13 septembre > Essai-Histoire de l’art France > Guillaume Cassegrain

Reprenant une conception courante à la Renaissance, l’artiste et théoricien maniériste milanais Giovanni Paolo Lomazzo (1538-1592) écrit dans son Idea del Tempio della pittura ["Idée du Temple de la peinture"] "que Dieu lui-même est le peintre du monde et que l’esprit pieux est né grâce aux images peintes par le fils de Seth", Enosh, l’un des patriarches dans la Genèse. C’est l’idée d’un lien "naturel" entre image et dévotion. Car depuis l’Antiquité la vue est considérée parmi les cinq sens comme le sens privilégié, donnant un accès direct à l’intelligence des choses. Au XVe siècle en Italie, l’œil voit et donne à voir - enseigne. Si les humanistes du Quattrocento, avec en tête Alberti et ses théories sur la perspective, introduisent du "réalisme" dans l’espace pictural, ils sont loin d’avoir renoncé à peindre le surnaturel dans leurs tableaux.

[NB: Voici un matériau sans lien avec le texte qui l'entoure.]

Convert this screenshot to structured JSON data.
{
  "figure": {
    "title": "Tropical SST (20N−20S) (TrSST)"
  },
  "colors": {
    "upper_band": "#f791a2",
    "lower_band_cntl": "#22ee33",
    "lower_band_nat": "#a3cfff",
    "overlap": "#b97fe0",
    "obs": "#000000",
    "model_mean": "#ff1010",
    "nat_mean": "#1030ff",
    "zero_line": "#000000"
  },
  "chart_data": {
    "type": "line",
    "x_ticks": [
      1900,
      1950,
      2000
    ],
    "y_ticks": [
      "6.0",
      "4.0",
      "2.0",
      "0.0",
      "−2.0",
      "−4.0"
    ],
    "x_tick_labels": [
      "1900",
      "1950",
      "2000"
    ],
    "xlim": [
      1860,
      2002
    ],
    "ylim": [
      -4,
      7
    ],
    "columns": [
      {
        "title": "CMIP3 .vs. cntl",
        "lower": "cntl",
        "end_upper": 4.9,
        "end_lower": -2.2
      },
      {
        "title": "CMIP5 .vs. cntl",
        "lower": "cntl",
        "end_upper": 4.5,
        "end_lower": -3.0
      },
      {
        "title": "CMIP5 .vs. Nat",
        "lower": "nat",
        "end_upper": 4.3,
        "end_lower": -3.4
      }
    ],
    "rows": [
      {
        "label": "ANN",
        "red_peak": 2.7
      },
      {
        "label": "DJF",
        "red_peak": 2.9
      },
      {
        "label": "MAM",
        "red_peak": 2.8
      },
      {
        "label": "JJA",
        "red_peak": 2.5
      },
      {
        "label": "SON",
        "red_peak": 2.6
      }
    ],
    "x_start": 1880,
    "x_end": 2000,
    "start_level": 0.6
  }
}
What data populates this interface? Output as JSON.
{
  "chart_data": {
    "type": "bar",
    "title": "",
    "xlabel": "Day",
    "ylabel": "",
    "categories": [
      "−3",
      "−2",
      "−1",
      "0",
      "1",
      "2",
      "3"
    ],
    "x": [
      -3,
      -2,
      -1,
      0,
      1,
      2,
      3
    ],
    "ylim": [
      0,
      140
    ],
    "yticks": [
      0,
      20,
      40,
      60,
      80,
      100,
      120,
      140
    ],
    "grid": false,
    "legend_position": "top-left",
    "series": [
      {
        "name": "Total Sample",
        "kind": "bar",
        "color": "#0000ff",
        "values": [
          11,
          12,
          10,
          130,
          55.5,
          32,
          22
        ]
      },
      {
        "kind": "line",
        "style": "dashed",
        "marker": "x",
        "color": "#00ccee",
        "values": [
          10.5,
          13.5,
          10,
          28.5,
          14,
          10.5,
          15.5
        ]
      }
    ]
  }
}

Guillaume Cassegrain, dans Représenter la vision : figurations des apparitions miraculeuses dans la peinture italienne de la Renaissance, renouvelle une certaine approche iconographique de l’histoire de l’art en montrant comment ces visions révèlent tous les enjeux théologiques, philosophiques et politiques de cette époque, et notamment du XVIe siècle. Il s'agit d’une nouvelle histoire du regard dans le temps long.

Episodes de l’Ancien Testament ou de l’Evangile, telle l’annonciation faite à Marie par l’archange Gabriel ou encore la Transfiguration du Christ, faits et gestes des saintes et des saintsComment les représenter ? De Giotto à Raphaël en passant par Véronèse ou le Tintoret, tant de chefs-d’œuvre attestent une véritable syntaxe visionnaire d’une riche inventivité. Nuage enveloppant l’épiphanie, rupture de plan entre espaces profane (en bas) et sacré (en haut), lecture de l’image à rebours (de droite à gauche), utilisation d’une fenêtre pour introduire le sacré… Il y a un va-et-vient permanent entre une immanence de l’image et un au-delà de ce qui est figuré : "le regard ouvre toujours sur un visible maintenu invisible". S. J. R.